There seems to be a lot of confusion about rabbit hunting. Not only do many wonder what the best eating of the species is, but there is a stigma around parasites that keeps many hunters from going after these challenging animals. They’re small, they’re fast, they’re stealth but if you’ve never had a good hasenpfeffer, you’re missing out on a treat.

First of all, there are several species of rabbit. Brush, cottontail, pygmy and varying hare (snowshoe rabbits) have a general season here in California. In most areas, the season for these four species opens July first and goes till the last Sunday in January. These are the ones you want to eat although you can eat the others. Jack rabbits (both blacktail and whitetail) can be hunted year round and although they are edible, my experience has generally been that the meat is a bit tough because of how lanky they are. But, if you’re in for the experience, they’re worth the hunt.

If you’re going for the little guys, the bag limit is 5 per day (10 in possession) and there is no limits on jack rabbits.

Now, before you head out with heavy artillery, remember that a .22 caliber rifle, with or without a scope is a nice choice. I hunted rabbits in Mexico with a 20 gauge shotgun and it almost felt like cheating. Also, if you have kids and want to introduce them to hunting, rabbit hunting is about as good as it gets, and it’s a blast.

Desert areas are usually where you’ll find them. They like the thick cover and you will almost always see them running around when you’re driving at dawn or dusk. We used to hunt jackrabbits at night while driving around in the desert. This is a good way to get arrested.

Early in the morning or late in the afternoon are the best times to hunt rabbits. Similar to most animals, they like to eat when there is minimal light. I like to find a spot that has a lot of cover on both sides of the road and simply walk the dirt roads. You will also have good luck veering off dirt roads onto game trails that are thickly covered. I like to go at a moderate pace (not too fast and not too slow) so they know I’m there. It is also a good idea to stop every few minutes and wait. Many times they will get nervous and dart out so make sure you’re ready for a shot. I have always had the most luck by constantly moving from trail to trail. They will pop out everywhere and it can be exciting and challenging to shoot one.

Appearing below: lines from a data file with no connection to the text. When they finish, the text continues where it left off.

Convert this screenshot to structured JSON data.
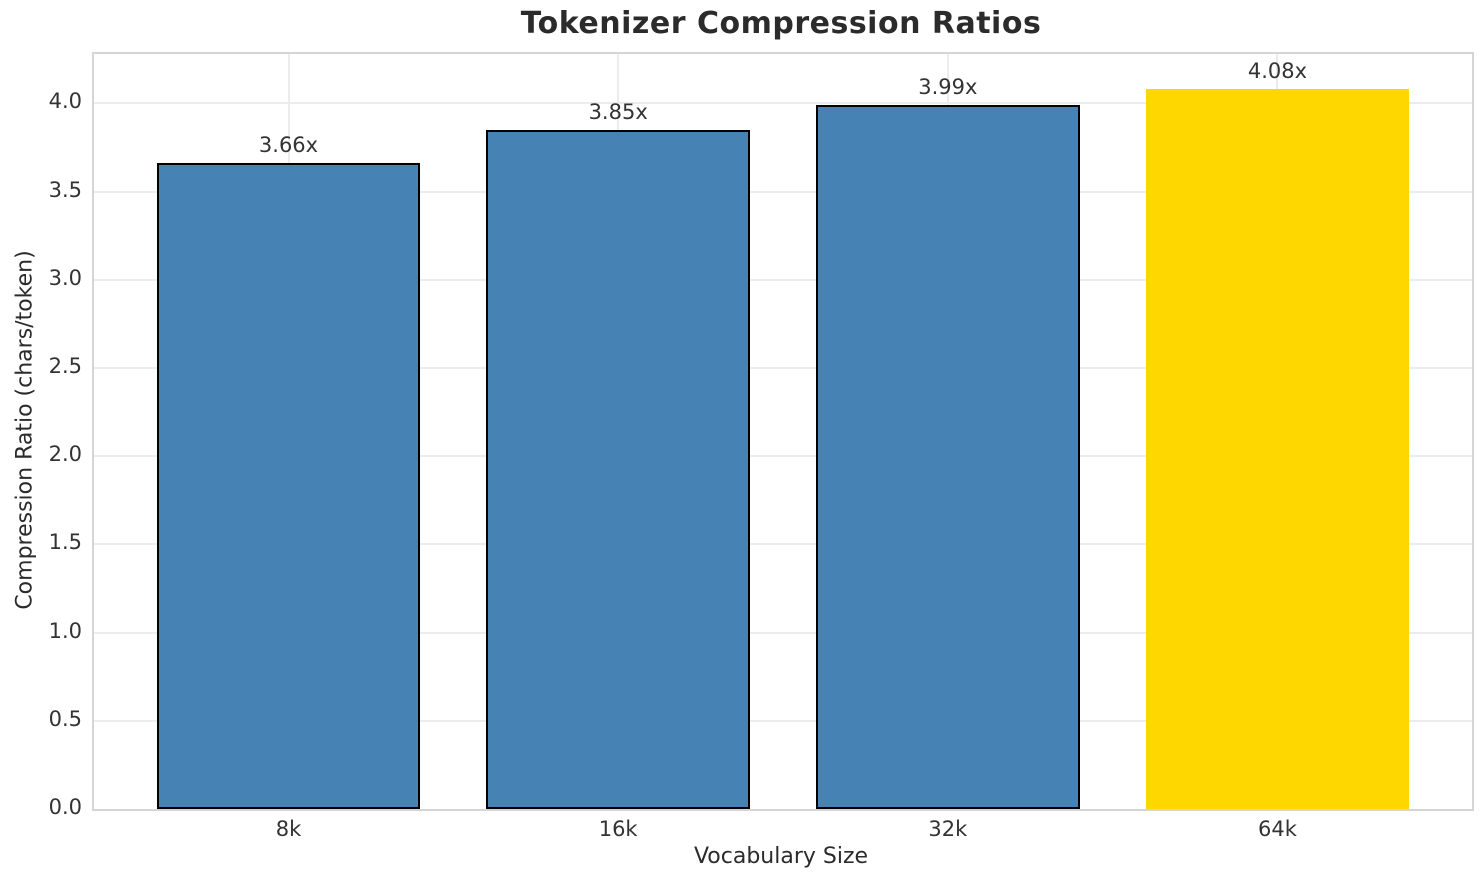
{
  "figure": {
    "title": "Tokenizer Compression Ratios"
  },
  "chart_data": {
    "type": "bar",
    "title": "Tokenizer Compression Ratios",
    "xlabel": "Vocabulary Size",
    "ylabel": "Compression Ratio (chars/token)",
    "categories": [
      "8k",
      "16k",
      "32k",
      "64k"
    ],
    "values": [
      3.66,
      3.85,
      3.99,
      4.08
    ],
    "bar_labels": [
      "3.66x",
      "3.85x",
      "3.99x",
      "4.08x"
    ],
    "bar_colors": [
      "#4682B4",
      "#4682B4",
      "#4682B4",
      "#FFD700"
    ],
    "bar_edge_colors": [
      "#000000",
      "#000000",
      "#000000",
      "none"
    ],
    "highlighted_category": "64k",
    "ylim": [
      0,
      4.28
    ],
    "yticks": [
      0,
      0.5,
      1,
      1.5,
      2,
      2.5,
      3,
      3.5,
      4
    ],
    "ytick_labels": [
      "0.0",
      "0.5",
      "1.0",
      "1.5",
      "2.0",
      "2.5",
      "3.0",
      "3.5",
      "4.0"
    ],
    "grid": true,
    "grid_color": "#ececec",
    "spine_color": "#d5d5d5",
    "legend_position": "none"
  },
  "colors": {
    "bar_primary": "#4682B4",
    "bar_highlight": "#FFD700",
    "bar_edge": "#000000",
    "background": "#ffffff",
    "text": "#2b2b2b",
    "tick_text": "#333333"
  }
}
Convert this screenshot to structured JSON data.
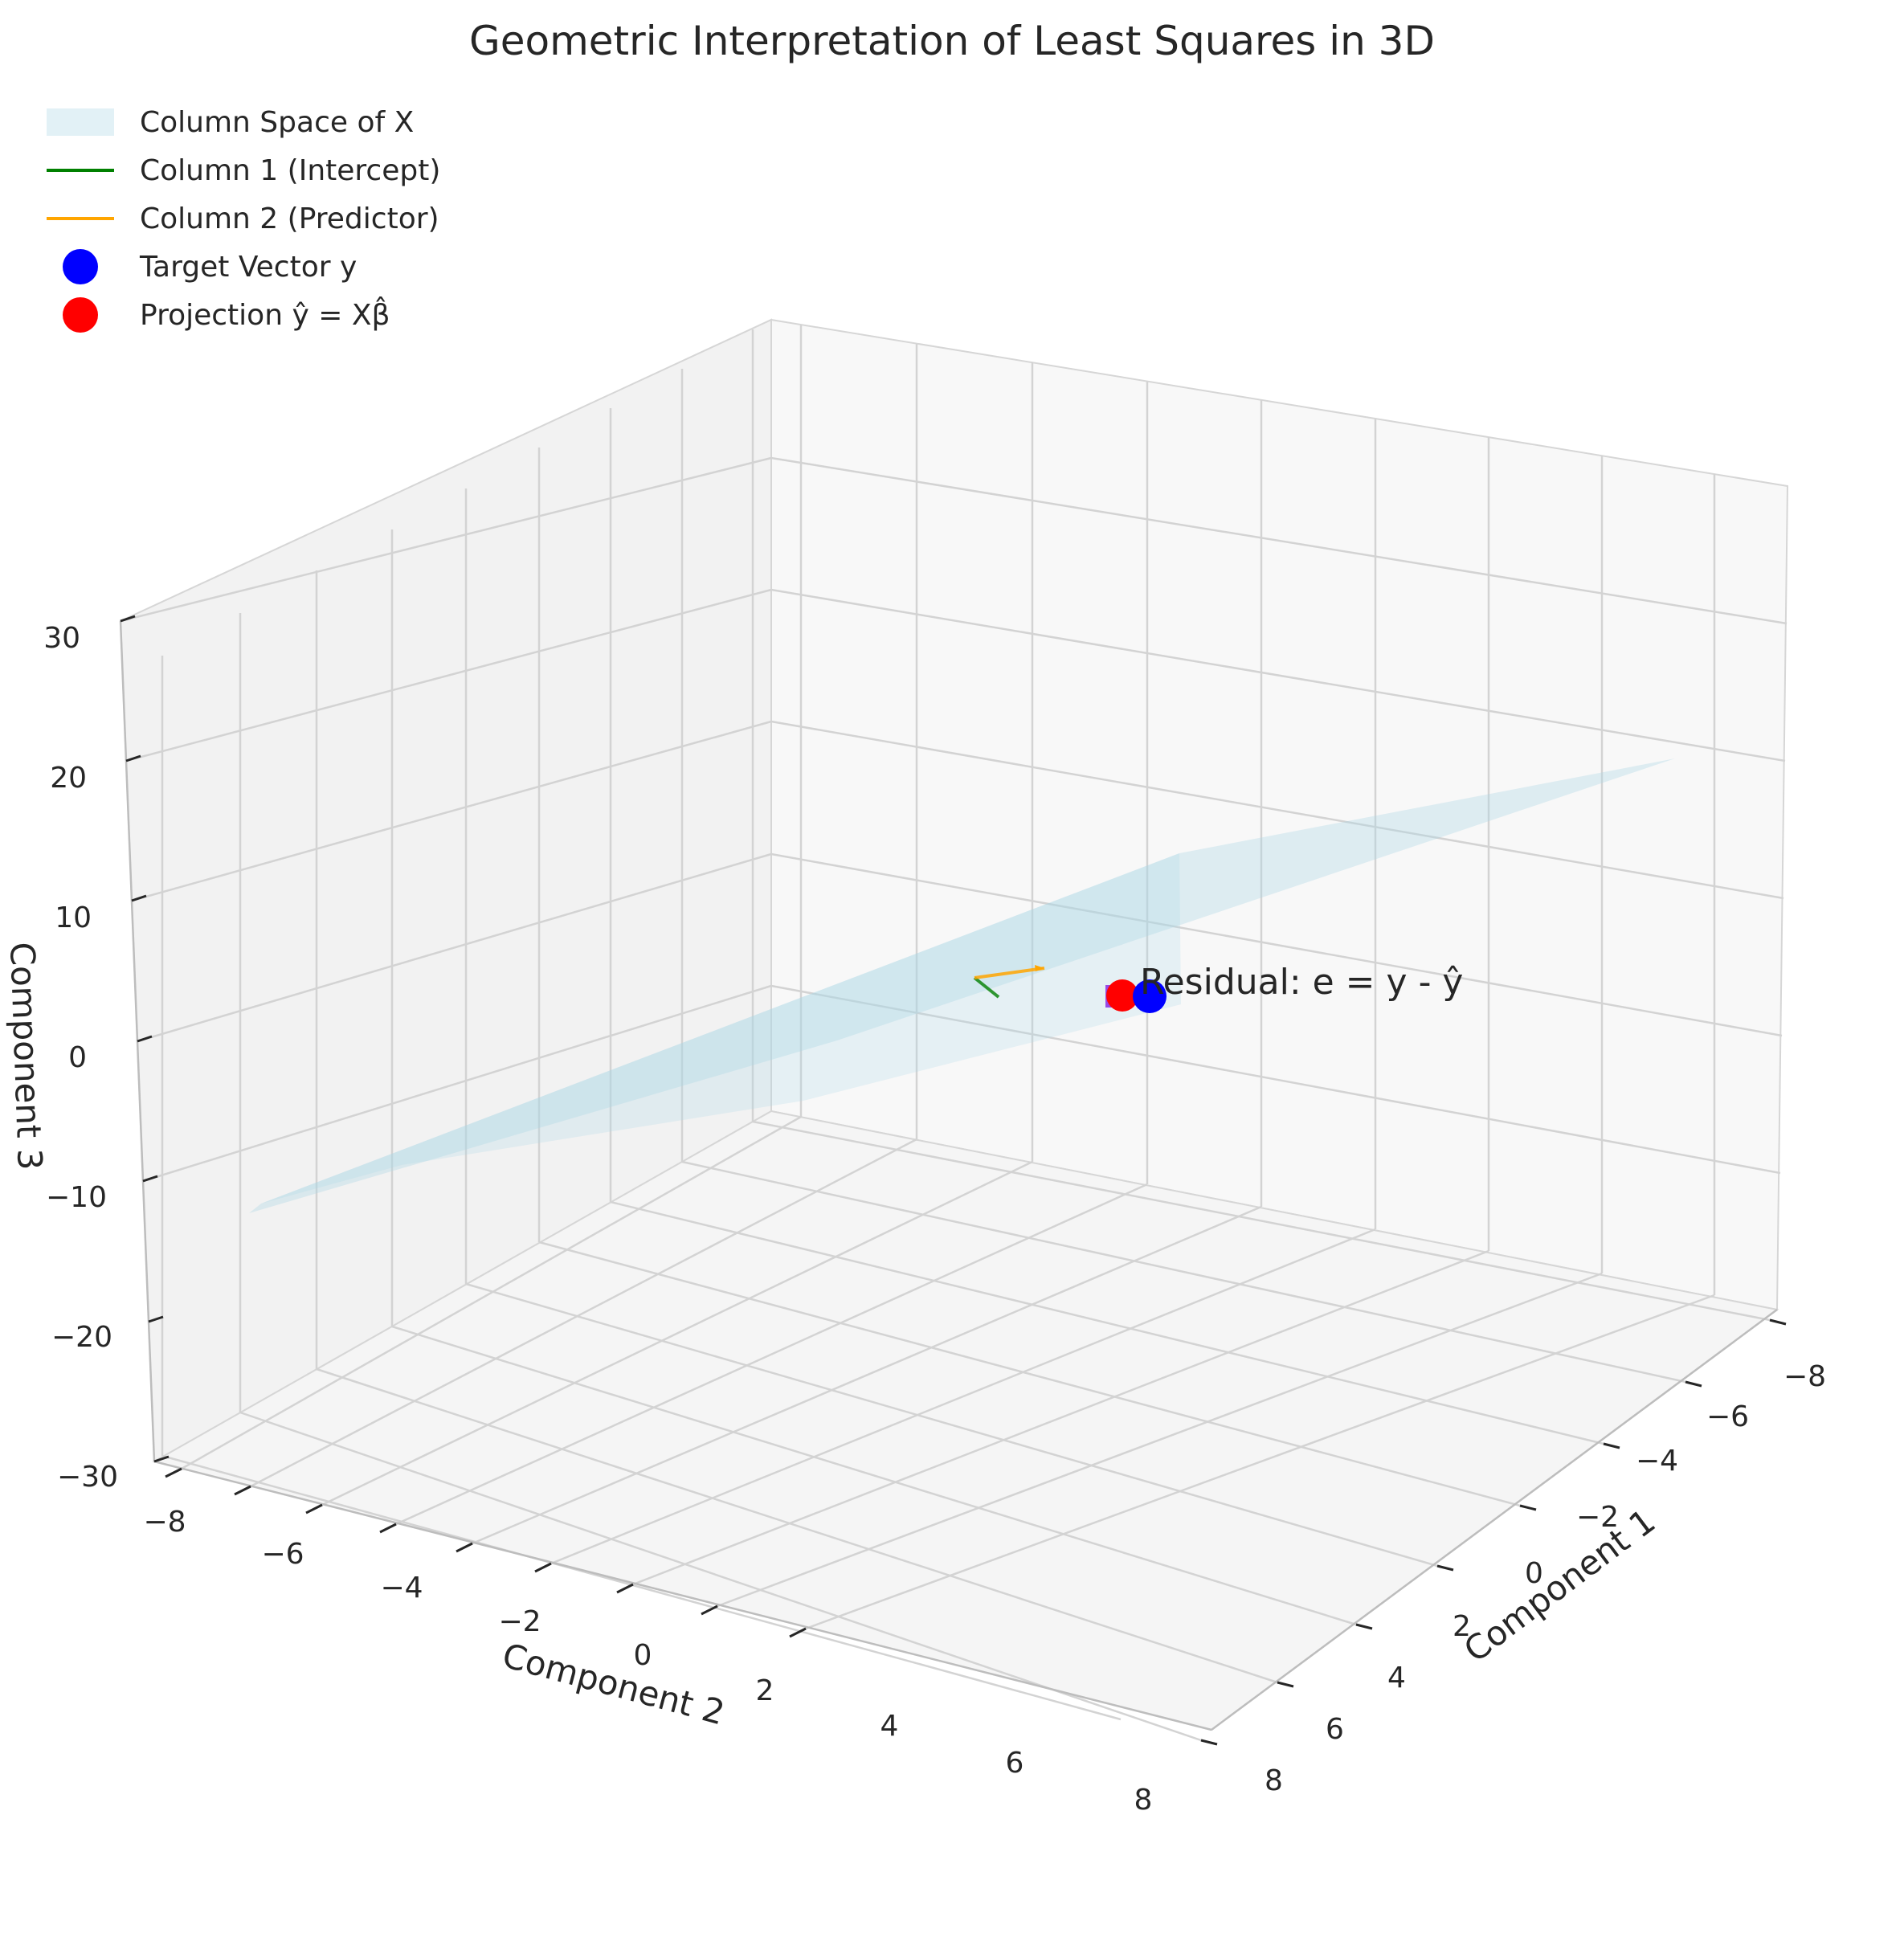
{
  "chart_data": {
    "type": "scatter",
    "title": "Geometric Interpretation of Least Squares in 3D",
    "xlabel": "Component 1",
    "ylabel": "Component 2",
    "zlabel": "Component 3",
    "xlim": [
      -8,
      8
    ],
    "ylim": [
      -8,
      8
    ],
    "zlim": [
      -30,
      30
    ],
    "x_ticks": [
      "−8",
      "−6",
      "−4",
      "−2",
      "0",
      "2",
      "4",
      "6",
      "8"
    ],
    "y_ticks": [
      "−8",
      "−6",
      "−4",
      "−2",
      "0",
      "2",
      "4",
      "6",
      "8"
    ],
    "z_ticks": [
      "−30",
      "−20",
      "−10",
      "0",
      "10",
      "20",
      "30"
    ],
    "grid": true,
    "legend_position": "top-left",
    "legend": [
      {
        "label": "Column Space of X",
        "kind": "patch",
        "color": "#add8e6"
      },
      {
        "label": "Column 1 (Intercept)",
        "kind": "line",
        "color": "#008000"
      },
      {
        "label": "Column 2 (Predictor)",
        "kind": "line",
        "color": "#ffa500"
      },
      {
        "label": "Target Vector y",
        "kind": "marker",
        "color": "#0000ff"
      },
      {
        "label": "Projection ŷ = Xβ̂",
        "kind": "marker",
        "color": "#ff0000"
      }
    ],
    "annotation": "Residual: e = y - ŷ",
    "colors": {
      "column_space": "#add8e6",
      "column1": "#008000",
      "column2": "#ffa500",
      "target": "#0000ff",
      "projection": "#ff0000",
      "residual": "#8a2be2"
    }
  }
}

Fall or after a couple of freezes is the best time to ensure you’re not dealing with parasites. I don’t like to hunt rabbits when it’s warm because of the odds that it has a lot of parasites. Although the parasites live in the fur mainly, you’ll still feel better using gloves. Get a few pair of the heavy blue surgical kind to make sure they don’t rip. This is an issue that has come up a lot lately but I’ve never had a problem. Just make sure you clean the rabbit as soon as you can and use common sense when handling it.

Some of the prettiest and softest furs I have are rabbit. You might want to save the fur and make a little furry pelt (I do). Get enough and you can have a nice rabbit fur blanket. Discard the head and legs when you clean the rabbit and wash the insides with water. After that, treat the meat like you would any wild game. Keep it cool, cook it thoroughly and you’ll have little to worry about.

My preferred method of cooking rabbit is the CrockPot. You can’t go wrong if you throw it in there with some carrots, potatoes, celery, onion, and some red wine. Let it cook all day. You’ll be happier than a pig in the mud!